The Museum houses the collection of fossils of the Spelaeological Association Amici Del Fante, which in over 50 years of activity has collected a total of 30,000 items, of which only a small part is on display. The exhibits are arranged over two floors and are accompanied by easy-to-read information panels. The first five showcases on the ground floor are devoted to palaeontology, which is the study of fossils to determine the evolution, climate and structure of our planet and of its earliest life forms. Showcase 6 illustrates the geological structure of Friuli Venezia Giulia. Showcases 7-15, placed on the first and second floors, contain a variety of fossils from different parts of the region, displayed in chronological order.
Showcase 7 displays Carboniferous fossils from Casera For in northern Friuli (Palaeozoic era, 300 million years ago) including several trilobites (the earliest group of marine vertebrates, having a well-developed visual apparatus and a segmented exoskeleton divided into three parts). The exhibition continues with a collection of other animal and plant fossils from the Carboniferous period: brachiopods from Rio Bombaso in northern Friuli (Showcase 8), a group of marine invertebrates of which there are approximately 250 living species; fossils of ferns and Equiseta from Passo Pramollo in northern Friuli; fossils of Psilophita, Lychopodia, Equiseta and Pteridospermae (plants which formed the earliest forests) from Cason di Lanza in Carnia.

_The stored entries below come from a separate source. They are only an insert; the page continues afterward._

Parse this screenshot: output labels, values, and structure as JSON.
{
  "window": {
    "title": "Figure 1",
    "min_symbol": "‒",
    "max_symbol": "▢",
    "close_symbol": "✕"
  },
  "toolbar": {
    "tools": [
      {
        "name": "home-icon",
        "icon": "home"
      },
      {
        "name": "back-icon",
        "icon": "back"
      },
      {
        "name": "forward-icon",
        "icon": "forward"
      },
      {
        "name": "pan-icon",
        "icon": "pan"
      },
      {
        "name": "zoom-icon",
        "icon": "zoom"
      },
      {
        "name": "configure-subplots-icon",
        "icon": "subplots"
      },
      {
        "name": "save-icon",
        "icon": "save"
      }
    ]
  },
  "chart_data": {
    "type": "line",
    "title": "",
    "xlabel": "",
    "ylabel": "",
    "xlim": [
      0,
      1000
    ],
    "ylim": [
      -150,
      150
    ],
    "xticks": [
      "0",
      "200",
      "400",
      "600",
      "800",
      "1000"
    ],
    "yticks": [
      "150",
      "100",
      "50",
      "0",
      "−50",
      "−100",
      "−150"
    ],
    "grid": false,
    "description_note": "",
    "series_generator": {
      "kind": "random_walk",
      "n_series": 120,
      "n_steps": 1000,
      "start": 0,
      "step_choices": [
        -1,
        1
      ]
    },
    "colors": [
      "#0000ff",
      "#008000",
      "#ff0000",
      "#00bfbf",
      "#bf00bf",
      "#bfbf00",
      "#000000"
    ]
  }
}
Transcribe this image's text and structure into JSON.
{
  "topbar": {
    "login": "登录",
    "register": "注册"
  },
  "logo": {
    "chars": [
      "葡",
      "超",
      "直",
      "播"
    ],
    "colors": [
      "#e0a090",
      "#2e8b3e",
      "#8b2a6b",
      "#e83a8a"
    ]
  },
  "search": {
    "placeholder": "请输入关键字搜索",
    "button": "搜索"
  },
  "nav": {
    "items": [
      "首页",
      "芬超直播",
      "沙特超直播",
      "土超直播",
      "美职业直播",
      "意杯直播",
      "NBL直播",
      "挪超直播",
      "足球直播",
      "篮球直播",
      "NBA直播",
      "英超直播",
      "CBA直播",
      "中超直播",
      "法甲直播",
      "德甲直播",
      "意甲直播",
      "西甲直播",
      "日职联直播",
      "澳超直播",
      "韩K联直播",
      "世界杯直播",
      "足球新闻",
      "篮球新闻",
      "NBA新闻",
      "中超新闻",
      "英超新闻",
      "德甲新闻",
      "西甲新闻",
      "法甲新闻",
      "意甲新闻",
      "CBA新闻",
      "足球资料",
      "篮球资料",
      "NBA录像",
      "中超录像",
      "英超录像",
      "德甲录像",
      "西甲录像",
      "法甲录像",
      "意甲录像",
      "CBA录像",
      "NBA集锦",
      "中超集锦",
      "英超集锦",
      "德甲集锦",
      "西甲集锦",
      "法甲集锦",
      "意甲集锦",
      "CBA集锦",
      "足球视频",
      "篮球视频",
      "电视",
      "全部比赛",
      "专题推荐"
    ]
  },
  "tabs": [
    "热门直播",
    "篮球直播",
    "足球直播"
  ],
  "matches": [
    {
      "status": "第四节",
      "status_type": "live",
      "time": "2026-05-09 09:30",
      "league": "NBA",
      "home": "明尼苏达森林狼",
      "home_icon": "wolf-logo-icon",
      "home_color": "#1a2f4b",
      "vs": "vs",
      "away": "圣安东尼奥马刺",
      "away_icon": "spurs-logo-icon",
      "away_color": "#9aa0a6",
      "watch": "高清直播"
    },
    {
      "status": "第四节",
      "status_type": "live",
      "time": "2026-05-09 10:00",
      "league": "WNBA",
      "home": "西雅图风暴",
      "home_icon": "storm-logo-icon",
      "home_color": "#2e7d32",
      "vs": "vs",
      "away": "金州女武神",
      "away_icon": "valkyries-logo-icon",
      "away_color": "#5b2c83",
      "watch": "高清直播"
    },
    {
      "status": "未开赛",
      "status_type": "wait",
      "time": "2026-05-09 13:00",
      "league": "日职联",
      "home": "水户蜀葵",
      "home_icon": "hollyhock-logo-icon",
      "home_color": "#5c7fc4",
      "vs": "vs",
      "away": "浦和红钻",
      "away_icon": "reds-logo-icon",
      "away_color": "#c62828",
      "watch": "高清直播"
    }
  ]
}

On the first floor there is a collection of fossils from the Mesozoic era (from 230 to 65 million years ago). It includes Triassic fossils from Raibl-Cave del Predil and Rio Barbaro near Tarvisio; Jurassic fossils from Boscochiesanuova, Garzon and the Asiago plateau near Verona; Cretaceous fossils from the Triest and Gorizia Karst and from Vernasso near Cividale. Showcases 16-19 display fossils from the Cenozoic era (from 65 million years ago to the present time), divided into Eocene fossils (around 50 million years ago) from the Istria Karst and the Veneto; Oligocene fossils from Monte Baldo near Verona, including a collection of crustaceans; and Pliocene fossils from Cornuda near Treviso (5 millions years ago).